Не раздеваясь, он бросился на шкуры и тут же крепко уснул.

Рано утром Алек разбудила Дворкина.

— Учитель, — тревожно заговорила она. — Алитет вернулся. Я боюсь его. Один вернулся. А теперь, когда он узнает, что сбежал и мальчик Гой-Гой, он разозлится, напьется огненной воды — плохо будет всем.

— А куда сбежал Гой-Гой? — спросил учитель, улыбаясь.

— Никто не знает. Он услышал от Наргинаут, что Алитет хочет увозить всех в горы, и сбежал. Гой-Гой не хочет в горы.

— Куда же он мог сбежать?

— Не знаю, — ответила Алек. — Может, во льдах где-нибудь сидит.

Учитель опять улыбнулся.

— Нет, Алек, он хотел убежать во льды, но ведь он маленький и может погибнуть во льдах. Я задержал его. — И учитель тихо добавил: — Гой-Гой спит в моей комнате, Алек. Пусть поживет у меня.

Алек молча смотрела на Дворкина, в глазах ее было удивление, потом радостное одобрение, и с волнением она сказала, показывая на свое ружье:

— Я принесла ружье Ваамчо. Поставь его у себя, Пожалуй, сильно злой будет Алитет.

— Ничего, Алек, не беспокойся. Ружье у меня тоже есть. Ты говоришь, один он приехал, без Тыгрены?

— Да, да, один.

— Я знал, Алек, что он вернется один.

— Ты русский шаман? — удивленно спросила Алек.

Дворкин улыбнулся.

— Учитель я, Алек.

— Кто знает, о чем думает Алитет? Он погубит нас.

— Не погубит, Алек, — спокойно и уверенно сказал Дворкин.

Алитет спал долго. И все это время Наргинаут волновалась очень сильно:

«Как сказать Алитету об исчезновении Гой-Гоя?»

И когда Алитет пил чай, Наргинаут сказала:

— Три дня что-то не видно Гой-Гоя.

— Почему не видно? — сухо спросил Алитет.

— Не знаю. Может, ему не захотелось уходить с берега в горы. Может, сбежал он.

И, к удивлению Наргинаут, Алитет спокойно сказал:

— Щенок, который не намеревается слушаться хозяина, пусть бежит со двора.

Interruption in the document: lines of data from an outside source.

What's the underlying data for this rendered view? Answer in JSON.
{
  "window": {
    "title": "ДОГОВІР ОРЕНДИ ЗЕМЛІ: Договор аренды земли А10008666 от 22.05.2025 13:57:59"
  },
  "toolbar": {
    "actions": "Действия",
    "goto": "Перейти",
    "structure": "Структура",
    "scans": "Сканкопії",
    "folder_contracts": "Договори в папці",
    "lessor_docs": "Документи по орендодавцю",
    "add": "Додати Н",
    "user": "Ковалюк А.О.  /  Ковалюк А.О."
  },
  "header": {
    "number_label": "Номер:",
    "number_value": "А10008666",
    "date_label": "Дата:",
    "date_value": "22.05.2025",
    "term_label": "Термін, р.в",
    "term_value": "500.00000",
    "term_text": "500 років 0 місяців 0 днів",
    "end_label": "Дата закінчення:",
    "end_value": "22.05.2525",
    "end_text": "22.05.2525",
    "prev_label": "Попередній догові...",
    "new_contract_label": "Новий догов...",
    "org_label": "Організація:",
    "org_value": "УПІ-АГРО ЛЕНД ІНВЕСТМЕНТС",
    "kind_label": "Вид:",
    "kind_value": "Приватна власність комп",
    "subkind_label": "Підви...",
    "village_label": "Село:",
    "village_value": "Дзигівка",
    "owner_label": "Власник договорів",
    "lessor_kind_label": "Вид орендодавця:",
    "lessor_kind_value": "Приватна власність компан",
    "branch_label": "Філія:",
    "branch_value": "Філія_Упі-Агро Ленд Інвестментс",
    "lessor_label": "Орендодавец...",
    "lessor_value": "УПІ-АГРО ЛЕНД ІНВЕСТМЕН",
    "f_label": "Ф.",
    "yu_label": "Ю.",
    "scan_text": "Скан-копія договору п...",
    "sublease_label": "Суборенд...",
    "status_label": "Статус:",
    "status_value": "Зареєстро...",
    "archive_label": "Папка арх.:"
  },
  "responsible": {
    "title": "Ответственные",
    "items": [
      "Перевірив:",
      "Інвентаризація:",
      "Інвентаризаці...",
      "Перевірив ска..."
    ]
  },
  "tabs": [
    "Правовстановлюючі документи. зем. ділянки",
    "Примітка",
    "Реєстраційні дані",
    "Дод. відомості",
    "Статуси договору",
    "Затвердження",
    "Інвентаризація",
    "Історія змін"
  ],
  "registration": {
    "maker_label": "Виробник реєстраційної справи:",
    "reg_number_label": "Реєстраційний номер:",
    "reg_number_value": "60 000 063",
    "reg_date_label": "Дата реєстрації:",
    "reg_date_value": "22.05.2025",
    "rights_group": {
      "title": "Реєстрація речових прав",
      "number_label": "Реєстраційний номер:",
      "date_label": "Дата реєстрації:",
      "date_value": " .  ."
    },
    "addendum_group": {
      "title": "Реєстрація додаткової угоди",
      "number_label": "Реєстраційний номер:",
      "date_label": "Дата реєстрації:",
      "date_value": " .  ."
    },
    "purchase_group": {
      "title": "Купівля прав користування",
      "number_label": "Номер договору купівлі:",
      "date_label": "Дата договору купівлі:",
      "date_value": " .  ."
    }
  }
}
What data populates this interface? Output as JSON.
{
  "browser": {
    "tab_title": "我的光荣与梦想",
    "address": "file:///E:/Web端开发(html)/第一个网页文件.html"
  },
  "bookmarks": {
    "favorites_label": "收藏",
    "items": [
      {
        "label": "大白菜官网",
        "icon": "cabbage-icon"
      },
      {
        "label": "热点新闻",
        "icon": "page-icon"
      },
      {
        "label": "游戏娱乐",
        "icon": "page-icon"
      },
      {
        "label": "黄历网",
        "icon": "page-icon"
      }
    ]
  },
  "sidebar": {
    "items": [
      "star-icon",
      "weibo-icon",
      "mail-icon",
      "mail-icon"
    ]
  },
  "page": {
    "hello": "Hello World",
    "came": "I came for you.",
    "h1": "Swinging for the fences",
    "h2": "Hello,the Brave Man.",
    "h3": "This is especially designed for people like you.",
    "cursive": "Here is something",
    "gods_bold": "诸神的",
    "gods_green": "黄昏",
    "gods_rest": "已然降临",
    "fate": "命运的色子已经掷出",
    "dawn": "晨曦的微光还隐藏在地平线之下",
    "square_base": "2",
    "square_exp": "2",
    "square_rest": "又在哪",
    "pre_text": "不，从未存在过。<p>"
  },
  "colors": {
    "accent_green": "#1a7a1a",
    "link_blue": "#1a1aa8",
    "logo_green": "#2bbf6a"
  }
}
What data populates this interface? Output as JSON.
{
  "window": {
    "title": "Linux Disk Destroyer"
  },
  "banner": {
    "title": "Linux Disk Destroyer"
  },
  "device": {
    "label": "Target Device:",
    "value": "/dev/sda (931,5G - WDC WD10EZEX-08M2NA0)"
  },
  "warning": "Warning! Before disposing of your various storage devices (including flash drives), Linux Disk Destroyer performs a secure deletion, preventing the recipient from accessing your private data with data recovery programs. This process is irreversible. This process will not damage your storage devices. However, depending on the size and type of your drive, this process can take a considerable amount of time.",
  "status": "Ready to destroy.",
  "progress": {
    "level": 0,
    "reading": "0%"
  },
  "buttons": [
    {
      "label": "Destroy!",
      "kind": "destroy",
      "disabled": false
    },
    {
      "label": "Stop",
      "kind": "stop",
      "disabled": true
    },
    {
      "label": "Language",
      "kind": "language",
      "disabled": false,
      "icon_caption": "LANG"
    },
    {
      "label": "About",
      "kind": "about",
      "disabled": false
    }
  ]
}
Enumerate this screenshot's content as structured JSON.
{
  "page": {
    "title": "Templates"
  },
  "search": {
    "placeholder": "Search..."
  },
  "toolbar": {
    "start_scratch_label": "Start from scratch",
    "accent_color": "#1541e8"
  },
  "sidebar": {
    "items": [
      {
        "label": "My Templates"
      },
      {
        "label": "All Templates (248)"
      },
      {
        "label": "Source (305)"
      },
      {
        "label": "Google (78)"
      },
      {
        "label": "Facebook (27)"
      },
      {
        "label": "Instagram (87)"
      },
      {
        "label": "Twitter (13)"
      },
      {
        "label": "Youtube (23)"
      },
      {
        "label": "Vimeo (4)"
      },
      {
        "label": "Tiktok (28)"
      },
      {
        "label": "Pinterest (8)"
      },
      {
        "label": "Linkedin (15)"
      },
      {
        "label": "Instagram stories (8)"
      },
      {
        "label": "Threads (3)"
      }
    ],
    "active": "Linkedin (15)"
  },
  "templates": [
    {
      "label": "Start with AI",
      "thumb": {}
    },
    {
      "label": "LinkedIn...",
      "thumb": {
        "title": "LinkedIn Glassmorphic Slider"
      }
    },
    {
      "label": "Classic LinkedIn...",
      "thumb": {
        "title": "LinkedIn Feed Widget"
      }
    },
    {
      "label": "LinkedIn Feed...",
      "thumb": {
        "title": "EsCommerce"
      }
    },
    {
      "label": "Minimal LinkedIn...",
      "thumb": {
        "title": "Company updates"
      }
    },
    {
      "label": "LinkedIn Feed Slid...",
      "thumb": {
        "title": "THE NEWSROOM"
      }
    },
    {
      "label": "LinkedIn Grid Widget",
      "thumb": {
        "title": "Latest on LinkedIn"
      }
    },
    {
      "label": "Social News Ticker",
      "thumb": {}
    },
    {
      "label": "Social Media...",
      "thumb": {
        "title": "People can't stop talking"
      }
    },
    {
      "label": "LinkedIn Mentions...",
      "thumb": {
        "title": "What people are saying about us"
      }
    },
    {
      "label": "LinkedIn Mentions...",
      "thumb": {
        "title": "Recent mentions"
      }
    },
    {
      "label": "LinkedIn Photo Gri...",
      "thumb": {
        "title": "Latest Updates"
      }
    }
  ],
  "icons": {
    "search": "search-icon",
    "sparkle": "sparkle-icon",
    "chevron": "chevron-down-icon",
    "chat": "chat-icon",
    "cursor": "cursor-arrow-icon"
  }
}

Алитет встал и объявил себя шаманом. Не взяв с собой никакой пищи, он ушел в камни на трое суток общаться с духами. Он голодал три дня и вернулся осунувшийся, в потрепанной одежде. И, несмотря на то что он был голоден, до вечера не попросил еды. Лишь к ночи Наргинаут принесла ему тюленьего мяса.

— Безумная, или и ты думаешь, что я бедным стал: собираешься кормить меня мясом, которое может радовать только брюхо берегового мышееда? Оленьего мяса давай! — крикнул Алитет.

— Алитет, ты теперь шаман. Шаманы говорят тихо, — осторожно напомнила Наргинаут.

— Оленьего мяса давай! — еще громче крикнул Алитет.

— Оленины нет. Надо съездить за оленями.

— Тогда нынче ночью бросим берег и навсегда уйдем в горы.